This semester we are using Github for distributing and collecting your assignments. This guide will walk you through how you may obtain the skeleton code, keep track of your progress, submit your assignment, and obtain solutions.
To clone files from Github through SSH, you need to add an SSH key to your Github account. You can choose to use the same key that you use to SSH into your VM provided that you have set up SSH forwarding as detailed in the VM SSH guide.
You can also generate a new key on your VM following Github’s guide to generate a new key.
In either case, make sure to add the key to your account following Github’s SSH guide.
To obtain the skeleton files that we have provided for you, you need to clone your private repository to your local machine. Your repository page should have a link titled “clone or download” – copy the link from there.
For an individual assignment, you may do the following:
$ git clone git@github.com:columbia-os-hw/hw<num>-<github-handle>.git
For a group assignment, you may do the following:
$ git clone git@github.com:columbia-os-hw/hw<num>-<team-num>-<team-name>.git
You may then move into the homework directory and begin your work.
To keep track of your work, we encourage you to commit your changes incrementally to keep track of your progress. If you have not used Git before, you should learn it quickly. Jae’s 3157 tutorial should get you started.
After you commit, you can push your changes to the master
branch of your
repository with the following:
$ git push origin master
With group assignments, we recommend that you push work to branches first, and
then merge back into master
once your group members have reviewed the code. As
an example, suppose that you are working on a part of the assignment, you can
create a branch separate from master
by doing the following:
$ git checkout master
$ git checkout -b <branch-name>
You can then commit your changes, and push to the branch by doing the following:
$ git push origin <branch-name>
This will allow multiple members of the team to work on separate features in
parallel. When the feature you are working on is complete, you may then create a
pull request to allow your team members to review the code, and finally merge
the changes back into master
. You can read more about using branches and pull
requests from GitHub’s own documentation.
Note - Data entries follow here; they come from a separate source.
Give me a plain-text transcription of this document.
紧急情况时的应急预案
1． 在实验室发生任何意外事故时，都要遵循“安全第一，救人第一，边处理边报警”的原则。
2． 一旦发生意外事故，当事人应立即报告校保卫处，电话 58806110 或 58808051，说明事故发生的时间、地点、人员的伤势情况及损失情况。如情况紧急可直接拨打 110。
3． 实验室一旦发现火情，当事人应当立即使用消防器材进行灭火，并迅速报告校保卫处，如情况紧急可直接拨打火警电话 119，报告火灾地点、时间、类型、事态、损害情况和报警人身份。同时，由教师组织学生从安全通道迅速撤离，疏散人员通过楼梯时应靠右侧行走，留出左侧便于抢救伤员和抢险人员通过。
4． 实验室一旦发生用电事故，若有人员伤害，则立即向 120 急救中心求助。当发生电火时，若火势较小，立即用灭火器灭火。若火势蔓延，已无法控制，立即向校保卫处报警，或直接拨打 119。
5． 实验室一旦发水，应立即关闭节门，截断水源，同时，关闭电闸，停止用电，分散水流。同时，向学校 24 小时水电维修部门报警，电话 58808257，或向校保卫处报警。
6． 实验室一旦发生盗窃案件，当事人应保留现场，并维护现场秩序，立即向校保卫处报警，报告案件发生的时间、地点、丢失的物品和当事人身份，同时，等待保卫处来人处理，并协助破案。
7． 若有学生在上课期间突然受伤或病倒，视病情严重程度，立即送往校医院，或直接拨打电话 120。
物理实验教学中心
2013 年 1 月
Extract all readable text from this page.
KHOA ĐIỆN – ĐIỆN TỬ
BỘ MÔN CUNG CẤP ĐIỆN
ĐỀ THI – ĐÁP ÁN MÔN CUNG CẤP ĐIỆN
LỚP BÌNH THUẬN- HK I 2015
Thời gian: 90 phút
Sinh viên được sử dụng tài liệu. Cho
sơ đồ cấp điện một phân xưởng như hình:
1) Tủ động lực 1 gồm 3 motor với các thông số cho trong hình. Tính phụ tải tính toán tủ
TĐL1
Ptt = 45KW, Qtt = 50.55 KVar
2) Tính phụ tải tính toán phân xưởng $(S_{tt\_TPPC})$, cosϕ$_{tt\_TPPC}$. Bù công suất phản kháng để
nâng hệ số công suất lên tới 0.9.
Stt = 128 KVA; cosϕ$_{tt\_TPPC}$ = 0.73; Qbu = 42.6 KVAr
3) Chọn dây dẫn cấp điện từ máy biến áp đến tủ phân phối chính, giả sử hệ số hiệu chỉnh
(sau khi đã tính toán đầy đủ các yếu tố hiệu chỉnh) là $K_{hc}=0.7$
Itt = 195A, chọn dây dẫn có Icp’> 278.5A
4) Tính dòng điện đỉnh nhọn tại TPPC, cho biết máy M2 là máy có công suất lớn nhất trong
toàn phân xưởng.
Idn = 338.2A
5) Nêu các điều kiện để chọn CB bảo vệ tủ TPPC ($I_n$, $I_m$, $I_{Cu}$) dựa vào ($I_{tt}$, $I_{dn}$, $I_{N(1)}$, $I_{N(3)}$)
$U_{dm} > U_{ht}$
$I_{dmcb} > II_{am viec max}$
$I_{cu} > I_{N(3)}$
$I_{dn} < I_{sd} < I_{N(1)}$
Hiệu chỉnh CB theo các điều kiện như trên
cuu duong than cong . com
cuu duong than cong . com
To hand in your assignment, you will create and push one or more Git tags.
Tags point to specific commits in a Git repo’s commit history. Usually they are
used to mark release points in a project; in our case, we are using them to mark
the completion of (a part of) an assignment. We will specify what you should
name your tags in each assignment. For example, HW3 might ask you to push a tag
named hw3handin
. To create a tag, you should do the following:
$ git tag -a -m "Completed <homework/part>." <tag-name>
$ git push origin master
$ git push origin <tag-name>
You should verify that you are able to see your final commit and your
<tag-name>
tag on your Github repository page for this assignment.
To view your tags in the current repo, you can simply run
$ git tag
To view a specific tag, run
$ git show <tag-name>
If you made a mistake and wish to resubmit your assignment, you can do the following:
$ git push --delete origin <tag-name>
$ git tag --delete <tag-name>
You may then repeat the submission process. You are encouraged to resubmit as often as necessary to perfect your submission. As always, your submission should not contain any binary files.
We will also be distributing solutions via GitHub. You will be added to each
homework’s skeleton repo as a read-only collaborator, and some time after the
homework deadline has passed, we will add a solutions
branch to that skeleton
repo. You may checkout that branch to view the solution.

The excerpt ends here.